Drei aufeinanderfolgende Glucosylierungen sind die letzten Stufen bei der Bildung der Dolichol-PP-Glycane bevor diese an neugebildete Proteine im Endoplasmic Reticulum (ER) übertragen werden. Diese drei Glucosylreste sind wichtig bei der Proteinfaltung und Qualitätskontrolle im ER. Der dritte und zweite Rest werden nacheinander abgespalten, um dann als mono-Glucosyl-Glycane vom Calreticulin / Calnexin System erkannt zu werden. Abschließend werden alle Glucosereste vor dem Austritt aus dem ER abgeschnitten. Mit meinen Experimenten habe ich die Funktion der Glucosylierungs Enzyme (Alg5/wol, Alg6/gny und Alg8/CG4542) bei der Zellbewegungen während Gastrulation von Drosophila melanogaster analysiert. Mein Fokus war die Funktion von E-Cadherin bei der Zell-Interkalation.
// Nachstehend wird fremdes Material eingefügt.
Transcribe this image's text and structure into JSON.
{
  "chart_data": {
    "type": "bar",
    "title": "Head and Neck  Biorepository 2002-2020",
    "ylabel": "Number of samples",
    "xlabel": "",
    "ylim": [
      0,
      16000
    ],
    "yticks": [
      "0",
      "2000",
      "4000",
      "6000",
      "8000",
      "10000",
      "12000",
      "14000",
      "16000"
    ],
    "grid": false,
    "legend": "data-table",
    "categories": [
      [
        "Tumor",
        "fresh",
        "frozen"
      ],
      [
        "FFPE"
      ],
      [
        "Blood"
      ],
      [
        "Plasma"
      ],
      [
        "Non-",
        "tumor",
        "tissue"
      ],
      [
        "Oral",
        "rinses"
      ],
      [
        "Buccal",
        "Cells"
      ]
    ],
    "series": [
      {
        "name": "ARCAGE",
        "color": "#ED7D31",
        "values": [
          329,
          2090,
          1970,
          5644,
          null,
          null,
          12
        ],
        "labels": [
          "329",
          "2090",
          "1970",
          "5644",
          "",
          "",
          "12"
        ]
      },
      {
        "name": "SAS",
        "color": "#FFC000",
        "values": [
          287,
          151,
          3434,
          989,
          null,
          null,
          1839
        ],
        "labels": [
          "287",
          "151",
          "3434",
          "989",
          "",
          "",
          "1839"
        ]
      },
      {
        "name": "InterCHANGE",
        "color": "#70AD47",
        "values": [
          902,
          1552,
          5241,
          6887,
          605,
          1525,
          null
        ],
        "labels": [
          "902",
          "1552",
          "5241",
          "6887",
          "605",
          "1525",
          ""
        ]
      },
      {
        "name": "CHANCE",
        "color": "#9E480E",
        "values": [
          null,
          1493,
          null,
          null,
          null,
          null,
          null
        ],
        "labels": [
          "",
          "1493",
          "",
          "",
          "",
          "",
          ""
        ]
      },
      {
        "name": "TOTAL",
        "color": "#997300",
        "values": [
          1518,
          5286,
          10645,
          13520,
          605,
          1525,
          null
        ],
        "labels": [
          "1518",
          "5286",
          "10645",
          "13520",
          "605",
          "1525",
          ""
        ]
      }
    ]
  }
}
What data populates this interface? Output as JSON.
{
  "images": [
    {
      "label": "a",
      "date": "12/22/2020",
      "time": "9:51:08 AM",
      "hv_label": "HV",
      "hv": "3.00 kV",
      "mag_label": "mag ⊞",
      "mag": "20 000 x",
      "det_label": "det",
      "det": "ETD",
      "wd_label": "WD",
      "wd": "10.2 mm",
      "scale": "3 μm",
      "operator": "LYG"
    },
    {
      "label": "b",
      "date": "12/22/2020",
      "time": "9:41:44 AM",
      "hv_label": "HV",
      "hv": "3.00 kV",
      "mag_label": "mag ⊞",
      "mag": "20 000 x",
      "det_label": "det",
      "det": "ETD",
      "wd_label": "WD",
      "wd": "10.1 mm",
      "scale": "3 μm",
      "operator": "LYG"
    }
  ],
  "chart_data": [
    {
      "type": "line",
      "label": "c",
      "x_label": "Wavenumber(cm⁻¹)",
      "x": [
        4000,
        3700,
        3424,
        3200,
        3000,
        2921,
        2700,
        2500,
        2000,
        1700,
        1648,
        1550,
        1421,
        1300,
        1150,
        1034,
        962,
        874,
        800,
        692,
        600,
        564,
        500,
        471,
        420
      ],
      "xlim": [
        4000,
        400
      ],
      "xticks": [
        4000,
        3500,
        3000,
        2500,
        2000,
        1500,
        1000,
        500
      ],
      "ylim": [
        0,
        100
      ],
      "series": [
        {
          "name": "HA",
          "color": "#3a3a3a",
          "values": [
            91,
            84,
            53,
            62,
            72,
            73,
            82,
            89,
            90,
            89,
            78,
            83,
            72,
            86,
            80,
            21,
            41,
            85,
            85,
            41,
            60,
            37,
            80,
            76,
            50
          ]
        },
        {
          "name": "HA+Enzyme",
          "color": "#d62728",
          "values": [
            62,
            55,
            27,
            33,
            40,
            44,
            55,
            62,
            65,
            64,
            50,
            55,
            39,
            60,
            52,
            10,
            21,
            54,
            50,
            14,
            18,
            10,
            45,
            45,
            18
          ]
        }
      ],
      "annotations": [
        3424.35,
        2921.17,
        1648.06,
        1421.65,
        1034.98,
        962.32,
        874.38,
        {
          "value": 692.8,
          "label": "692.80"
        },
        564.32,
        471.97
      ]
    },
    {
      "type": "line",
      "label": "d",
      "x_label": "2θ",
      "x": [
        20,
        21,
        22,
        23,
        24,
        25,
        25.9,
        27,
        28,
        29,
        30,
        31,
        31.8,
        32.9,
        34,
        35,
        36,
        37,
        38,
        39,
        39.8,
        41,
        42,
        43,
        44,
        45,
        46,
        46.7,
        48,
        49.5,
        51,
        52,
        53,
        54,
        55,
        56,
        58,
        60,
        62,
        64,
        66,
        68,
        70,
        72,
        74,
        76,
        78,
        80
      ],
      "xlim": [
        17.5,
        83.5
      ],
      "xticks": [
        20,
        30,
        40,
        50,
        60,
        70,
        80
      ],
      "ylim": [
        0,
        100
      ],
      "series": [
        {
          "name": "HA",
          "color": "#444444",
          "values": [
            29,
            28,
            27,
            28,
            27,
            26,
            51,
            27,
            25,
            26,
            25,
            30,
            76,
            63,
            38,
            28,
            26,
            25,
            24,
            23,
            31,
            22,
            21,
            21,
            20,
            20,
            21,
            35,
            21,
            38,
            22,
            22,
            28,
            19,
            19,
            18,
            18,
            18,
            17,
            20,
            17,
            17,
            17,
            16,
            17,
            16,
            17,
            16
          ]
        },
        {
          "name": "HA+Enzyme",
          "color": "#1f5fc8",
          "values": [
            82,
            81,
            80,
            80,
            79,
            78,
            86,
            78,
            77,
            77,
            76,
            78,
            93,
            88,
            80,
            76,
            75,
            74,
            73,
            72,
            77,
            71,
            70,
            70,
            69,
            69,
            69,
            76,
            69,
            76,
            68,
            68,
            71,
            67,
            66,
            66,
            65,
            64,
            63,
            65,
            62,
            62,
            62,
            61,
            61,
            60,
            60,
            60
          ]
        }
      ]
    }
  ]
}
Ich konnte zeigen, dass E-Cadherin ein relevantes Substrat der ER-glykolysierungsenzyme ist und dass die E-Cadherin-Menge in diesen Mutanten reduziert ist. Die Reduktion von E-Cadherin durch RNAi führt zu einen entsprechenden Phänotyp. Ich habe beobachtet, dass sich die neuen Zell-Grenzen durch periodische Expansion bilden, auf die E-Cadherin anreicherung folgt. Die Intensität von E-Cadherin und die Länge der neuen Grenzen sind anti-korreliert. Ich postuliere, dass E-Cadherin nicht die treibende Kraft für die Erweiterung der neuen Zell-Grenzen ist, aber die erweiterten Grenzen stabilisiert.